The Euromess could hit the U.S. by way of Asia

(Michael Probst - AP)
A new report from the Asian Development Bank explains that the single biggest threat to the Asia’s growth in 2012 is fallout from the euro-zone crisis. The danger, they say, isn’t so much financial contagion — Asia, like the U.S., has limited direct exposure to European banks — as weak growth:
The greatest risk to the outlook is the continued uncertainty over resolving the sovereign debt problems in the eurozone. The “orderly default” on Greece’s debt in March 2012 diminished the risk of a liquidity crunch in the short run, but calls for fiscal austerity across the eurozone will act as a drag on growth. ... Developing Asia’s policy makers need to prepare for the possibility of an extended period of low European demand for exports.
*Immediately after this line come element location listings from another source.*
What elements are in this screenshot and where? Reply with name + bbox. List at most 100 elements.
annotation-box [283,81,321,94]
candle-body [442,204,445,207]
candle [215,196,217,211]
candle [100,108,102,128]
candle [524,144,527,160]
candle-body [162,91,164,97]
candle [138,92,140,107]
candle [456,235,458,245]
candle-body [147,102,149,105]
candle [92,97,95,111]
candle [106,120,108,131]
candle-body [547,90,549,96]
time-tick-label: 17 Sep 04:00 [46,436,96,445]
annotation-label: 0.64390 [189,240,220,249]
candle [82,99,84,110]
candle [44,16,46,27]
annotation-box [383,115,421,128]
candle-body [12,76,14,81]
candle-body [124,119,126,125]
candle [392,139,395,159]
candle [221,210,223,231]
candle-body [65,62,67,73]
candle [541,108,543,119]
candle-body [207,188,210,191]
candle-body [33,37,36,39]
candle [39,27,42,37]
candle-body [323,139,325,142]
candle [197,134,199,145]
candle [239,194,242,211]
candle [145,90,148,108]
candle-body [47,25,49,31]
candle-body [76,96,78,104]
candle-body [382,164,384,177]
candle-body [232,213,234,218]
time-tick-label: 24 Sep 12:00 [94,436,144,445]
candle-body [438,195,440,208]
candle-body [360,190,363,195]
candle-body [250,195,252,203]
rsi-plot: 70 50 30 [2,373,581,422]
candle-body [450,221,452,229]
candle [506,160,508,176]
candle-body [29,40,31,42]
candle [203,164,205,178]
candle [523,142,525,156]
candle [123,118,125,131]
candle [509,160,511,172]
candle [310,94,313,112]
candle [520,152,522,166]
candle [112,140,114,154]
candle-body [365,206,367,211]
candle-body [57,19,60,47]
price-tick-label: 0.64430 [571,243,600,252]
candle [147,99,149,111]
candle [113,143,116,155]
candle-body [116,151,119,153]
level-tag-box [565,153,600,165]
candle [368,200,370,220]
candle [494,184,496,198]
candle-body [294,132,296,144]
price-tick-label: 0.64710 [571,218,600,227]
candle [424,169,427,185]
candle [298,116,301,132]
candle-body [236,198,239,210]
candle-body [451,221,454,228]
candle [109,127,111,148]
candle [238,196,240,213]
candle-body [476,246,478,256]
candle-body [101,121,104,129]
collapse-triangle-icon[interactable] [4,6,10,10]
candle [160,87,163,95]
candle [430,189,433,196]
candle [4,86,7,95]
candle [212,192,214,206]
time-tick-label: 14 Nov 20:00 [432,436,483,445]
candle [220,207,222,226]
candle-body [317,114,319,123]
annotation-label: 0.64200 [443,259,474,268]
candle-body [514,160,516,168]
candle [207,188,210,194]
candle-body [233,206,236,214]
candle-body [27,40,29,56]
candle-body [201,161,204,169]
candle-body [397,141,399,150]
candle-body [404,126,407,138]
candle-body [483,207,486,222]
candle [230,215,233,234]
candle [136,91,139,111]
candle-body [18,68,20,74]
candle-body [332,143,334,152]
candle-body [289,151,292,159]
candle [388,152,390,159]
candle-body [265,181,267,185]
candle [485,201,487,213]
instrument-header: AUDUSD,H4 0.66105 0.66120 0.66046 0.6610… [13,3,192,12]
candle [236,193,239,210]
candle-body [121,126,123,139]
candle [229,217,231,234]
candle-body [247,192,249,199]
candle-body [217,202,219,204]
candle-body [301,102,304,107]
In particularly, the ADB points out that Asia’s supply chains remain extremely vulnerable to plummeting demand from outside the region:
Global value chains — the production model behind East and Southeast Asia’s export success — amplify external shocks. The 2008-2009 global trade collapse highlighted this vulnerability, as external demand for final goods dried up and the impact rippled through the region’s supply chains. Asia’s export production structure and demand sources have changed little since then, and a steep drop in final goods demand from the major industrial countries would still strongly compress aggregate demand for exports throughout the region.
It’s this kind of global domino effect that could bring the euro-zone crisis to the United States. Europe is now China’s largest trading partner, so a significant slowdown in Europe and Asia could be enough to trigger a global recession just as the U.S. economy struggles to come back.